Suite au suicide ces derniers mois de cinq infirmiers, Emmanuel Hirsch revient sur l’évolution de « l’ordre gestionnaire qui sévit à l’hôpital », et qui affecte « l’engagement des professionnels de santé ». Il réclame « une concertation susceptible de réhabiliter et de respecter les fondements de l’engagement soignant », regrettant que « la technicité du soin et des missions d’accompagnement semble, dans bien des circonstances, primer sur leur humanité. La disposition à l’égard des personnes est reniée au bénéfice du temps consacré à la mise en œuvre des procédures et des protocoles ». Au nom de l’efficacité, des soignants se sentent « mis en cause dans leurs valeurs propres, leurs aptitudes, leurs qualifications ».

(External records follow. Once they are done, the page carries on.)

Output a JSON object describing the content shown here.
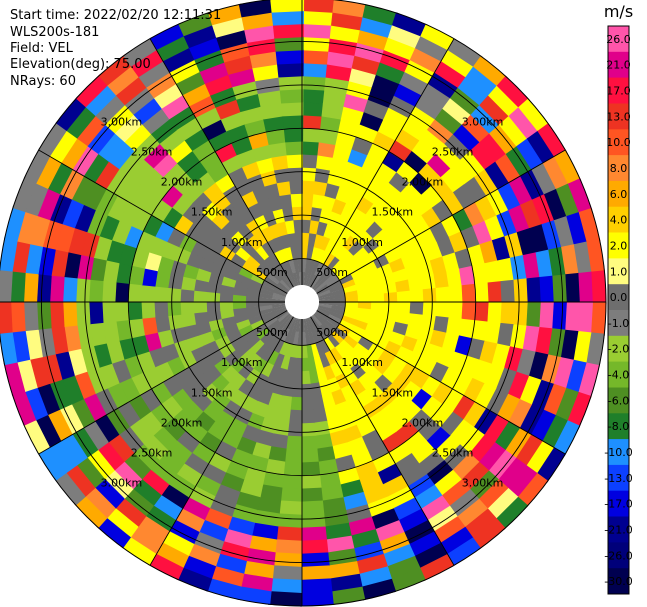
{
  "header": {
    "start_time": "Start time: 2022/02/20 12:11:31",
    "instrument": "WLS200s-181",
    "field": "Field: VEL",
    "elevation": "Elevation(deg): 75.00",
    "nrays": "NRays: 60"
  },
  "chart_data": {
    "type": "heatmap",
    "projection": "polar-ppi",
    "field": "VEL",
    "unit": "m/s",
    "nrays": 60,
    "range_rings": [
      {
        "km": 0.5,
        "label": "500m"
      },
      {
        "km": 1.0,
        "label": "1.00km"
      },
      {
        "km": 1.5,
        "label": "1.50km"
      },
      {
        "km": 2.0,
        "label": "2.00km"
      },
      {
        "km": 2.5,
        "label": "2.50km"
      },
      {
        "km": 3.0,
        "label": "3.00km"
      }
    ],
    "max_range_km": 3.5,
    "spoke_angles_deg": [
      0,
      30,
      60,
      90,
      120,
      150,
      180,
      210,
      240,
      270,
      300,
      330
    ],
    "colorbar": {
      "labels": [
        "26.0",
        "21.0",
        "17.0",
        "13.0",
        "10.0",
        "8.0",
        "6.0",
        "4.0",
        "2.0",
        "1.0",
        "0.0",
        "-1.0",
        "-2.0",
        "-4.0",
        "-6.0",
        "-8.0",
        "-10.0",
        "-13.0",
        "-17.0",
        "-21.0",
        "-26.0",
        "-30.0"
      ],
      "colors": [
        "#ff55aa",
        "#e0008a",
        "#ff1040",
        "#ee3322",
        "#ff5522",
        "#ff8830",
        "#ffaa00",
        "#ffd000",
        "#ffff00",
        "#fffc80",
        "#6e6e6e",
        "#7d7d7d",
        "#9acd32",
        "#75b82a",
        "#4e8f22",
        "#1f7f2a",
        "#1e90ff",
        "#0c40ff",
        "#0000e0",
        "#000090",
        "#00007a",
        "#000050"
      ]
    },
    "regions": [
      {
        "from_km": 0.0,
        "to_km": 0.5,
        "desc": "grey near-zero core"
      },
      {
        "from_km": 0.5,
        "to_km": 1.75,
        "desc": "east yellow 2 to 4 m/s, west grey/green -1 to -4 m/s"
      },
      {
        "from_km": 1.75,
        "to_km": 2.6,
        "desc": "mixed yellow-grey / green transitions"
      },
      {
        "from_km": 2.6,
        "to_km": 3.5,
        "desc": "aliased noise, full colour range"
      }
    ]
  }
}
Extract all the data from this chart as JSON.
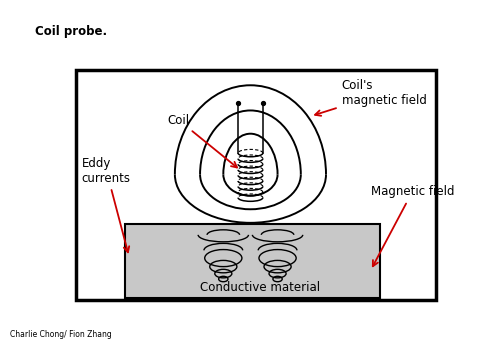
{
  "title": "Coil probe.",
  "credit": "Charlie Chong/ Fion Zhang",
  "bg_color": "#ffffff",
  "gray_color": "#c8c8c8",
  "arrow_color": "#cc0000",
  "labels": {
    "coil": "Coil",
    "coils_magnetic_field": "Coil's\nmagnetic field",
    "eddy_currents": "Eddy\ncurrents",
    "magnetic_field": "Magnetic field",
    "conductive_material": "Conductive material"
  },
  "figsize": [
    5.0,
    3.53
  ],
  "dpi": 100
}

Face à une déshumanisation de la fonction de soignant, Emmanuel Hisrch s’interroge : « Au moment où nombre d’efforts sont concentrés sur l’objectif de réduire les pratiques maltraitantes dans le champ du soin, ne serait-il pas paradoxal de refuser la moindre bienveillance précisément à ceux qui ont mission de l’incarner et de la mettre en œuvre auprès des personnes malades qui se confient à eux ? Il n’aura jamais été autant question dans le discours politique de « care », de sollicitude, de compassion, de souci témoigné à l’autre, au moment précisément où cette exigence éthique se trouve chaque jour davantage contestée par des décisions structurelles qui fragilisent des pratiques mises en cause dans leur identité et leurs missions sociales ».
Pour lui, il est aujourd’hui indispensable de « développer une authentique concertation publique », qui « permette à notre société de comprendre ce qui se joue de vital dans la relation de soin ».